OnCoord now exposes the fabric of places — not just coordinates, but the concentration of businesses, services, and amenities that surround them. With the POI Density API, developers can query how many points of interest exist within 1 km and 2 km of any location, broken down by category, along with a single urbanity index that summarises commercial intensity in one number.
Know What Surrounds a Location
A coordinate tells you where something is. POI density tells you what kind of place it is. The difference between a quiet residential street and a commercial high street may be invisible in raw coordinate data, but it becomes immediately legible when you know there are 2,147 points of interest within one kilometre — 606 retail, 325 food, 194 nightlife.
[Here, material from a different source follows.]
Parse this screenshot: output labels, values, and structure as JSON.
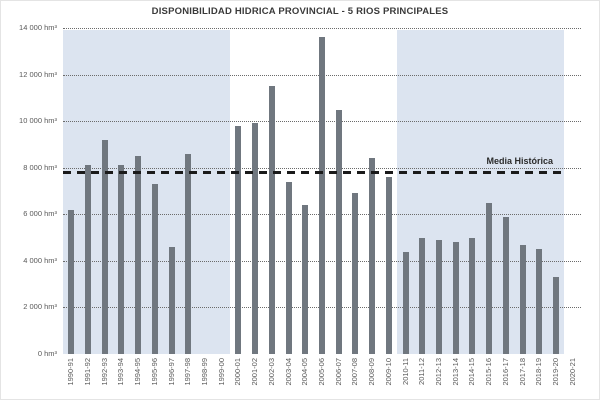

That level of context shapes decisions in retail site selection, logistics coverage planning, telecom demand forecasting, and real estate analysis.
Rich Context, One Call
Each response covers two concentric rings — 1 km and 2 km — and breaks counts down across fourteen broad categories as well as three specialized emergency and civic services that are always reported, even when absent:
{
"poi": {
"within_1km": {
"total": 2147,
"retail": 606,
"food": 325,
"transport": 551,
"health": 46,
"education": 145,
"religion": 17,
"entertainment": 47,
"government": 13,
"accommodation": 70,
"nightlife": 194,
"recreation": 58,
"professional": 115,
"finance": 25,
"amenity:hospital": 2,
"amenity:fire_station": 0,
"amenity:police": 5
},
"within_2km": {
"total": 7557,
...
},
"urbanity_index": 1
}
}
within_1km / within_2km — counts of all venues within
the respective radius, broken down by category. The 1 km ring is
suited to hyperlocal analysis; the 2 km ring provides a broader
neighbourhood picture.
Broad categories — retail, food, transport, health,
education, religion, entertainment, government, accommodation, nightlife,
recreation, professional, and finance.
Specialized categories — amenity:hospital,
amenity:fire_station, and amenity:police are
always returned, with a count of zero when none are present.
urbanity_index — a 0–1 score derived from the 1 km
counts. High-signal categories such as restaurants, cafés, banks,
pharmacies, supermarkets, and fast-food outlets carry extra weight.
The score compresses non-linearly so meaningful differences in
mid-density areas are preserved without saturating at the top end.
A score of 1 indicates a dense urban core; scores below 0.1 typically
indicate rural or peri-urban locations.
POI Density is available across OnCoord's full coverage area: Mexico, Central America, and South America. See our Countries page for a full list of supported countries.
POI density joins population, terrain, activity, and geocoding to complete OnCoord's picture of any location. Together they answer the questions that matter in practice: where is it, what's the land like, how many people are nearby, how economically active is it — and now, what activity surrounds it.